Dünyanın önemli bölümüne egemen olan devletler, yani küreselci güç, büyük bir savaşı henüz başlatmamışsa bu, hazırlıkları bitmediği içindir. Koşullar oluştuğunda o büyük savaşın fitilini memnuniyetle ateşlerler.
Rusya'nın Suriye'ye müdahalesi ve Ukrayna'ya cephe açması küreselcilerin kuşatmasına karşı önceden alınan stratejik tedbirler olarak görülebilir.
Rusya'nın hedefte olduğu sır değil; ABD'nin başını çektiği Batı sistemi güç dengesinin kendi lehine olduğunu düşündüğü an Rusya'yı yok etmeye girişecektir.
Batı'yı engelleyen tek şey ise küresel güç dengelerinin henüz kendi lehlerine olmayışıdır.

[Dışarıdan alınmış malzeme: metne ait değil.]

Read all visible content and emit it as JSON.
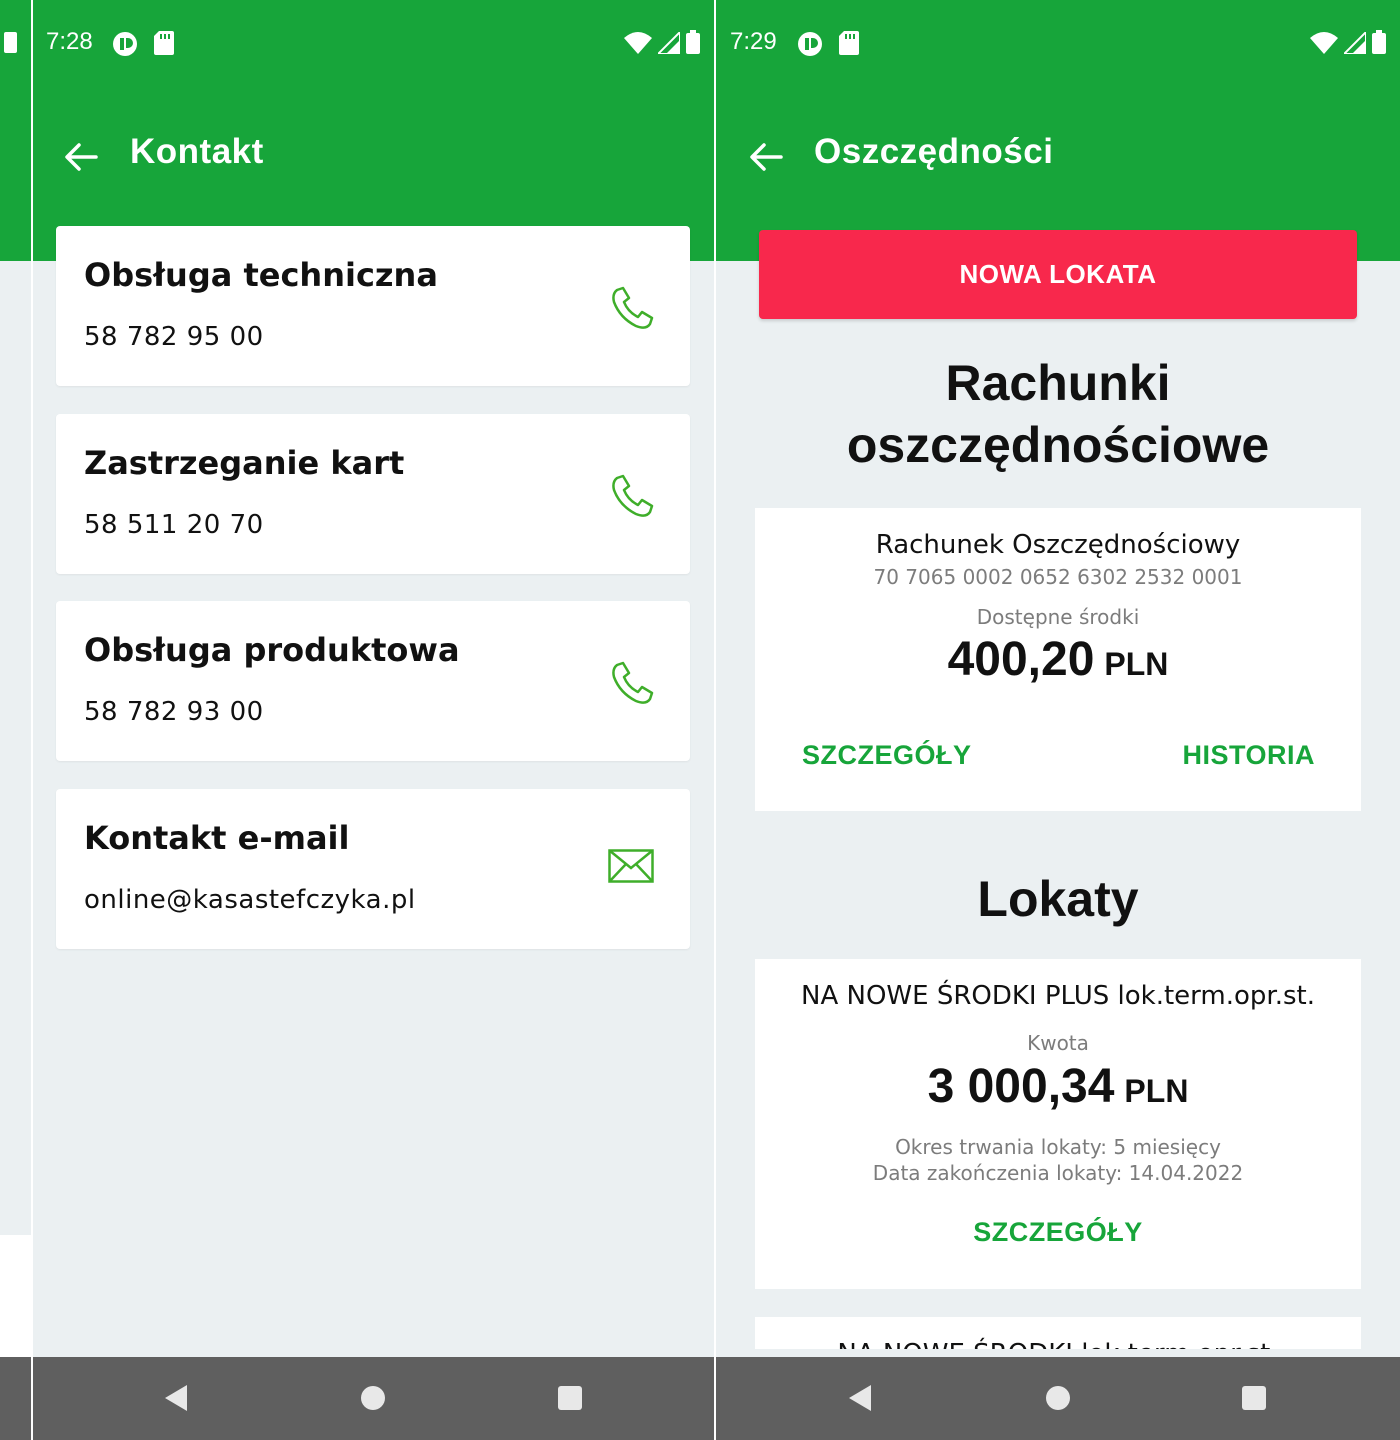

Türkiye, bu küresel güç mücadelesi içinde Batı ile Doğu arasında önemli bir ağırlığa sahip. Cumhurbaşkanı Erdoğan, 14 Mayıs seçimleri öncesi küresel bir savaş çıkması halinde Türkiye'yi bu savaşa sokmayacağını belirtmesi son derece önemliydi. Erdoğan, Batı ile Rusya arasında bir denge politikası oluşturmuş durumda. Türkiye için bu dış politika güvenli bir hat. Erdoğan iktidarda durdukça, ABD sistemi Türkiye'yi yanında bulamaz.
Bir dünya savaşı çıkarıp sonra "NATO ittifakıyız" diyerek de Türkiye'yi küresel bir savaşa çekemezler. En azından Erdoğan, bu uluslararası dolaplara gelmez.
Erdoğan'ın "yasal olarak bu son seçimim" üzerine başlayan tartışmaları, dünyanın gidişatı içinde bir yerlere oturtarak değerlendirmek gerekiyor. Batı ittifakı Erdoğan'ın gitmesini istiyor; fakat Türkiye, üçüncü dünya savaşı senaryoları gündemdeyken Erdoğan'ı bırakamaz. İktidar dengesi bir kere bozulursa, tıpkı Osmanlının akıbetinde olduğu gibi, bir oldu bittiyle Türkiye kendisini büyük bir dünya savaşının tarafı olarak bulur. Ki, Erdoğan'ın gitmesi üzerine yapılan spekülasyonlar da biraz bu gelişmeyle bağlantılıdır.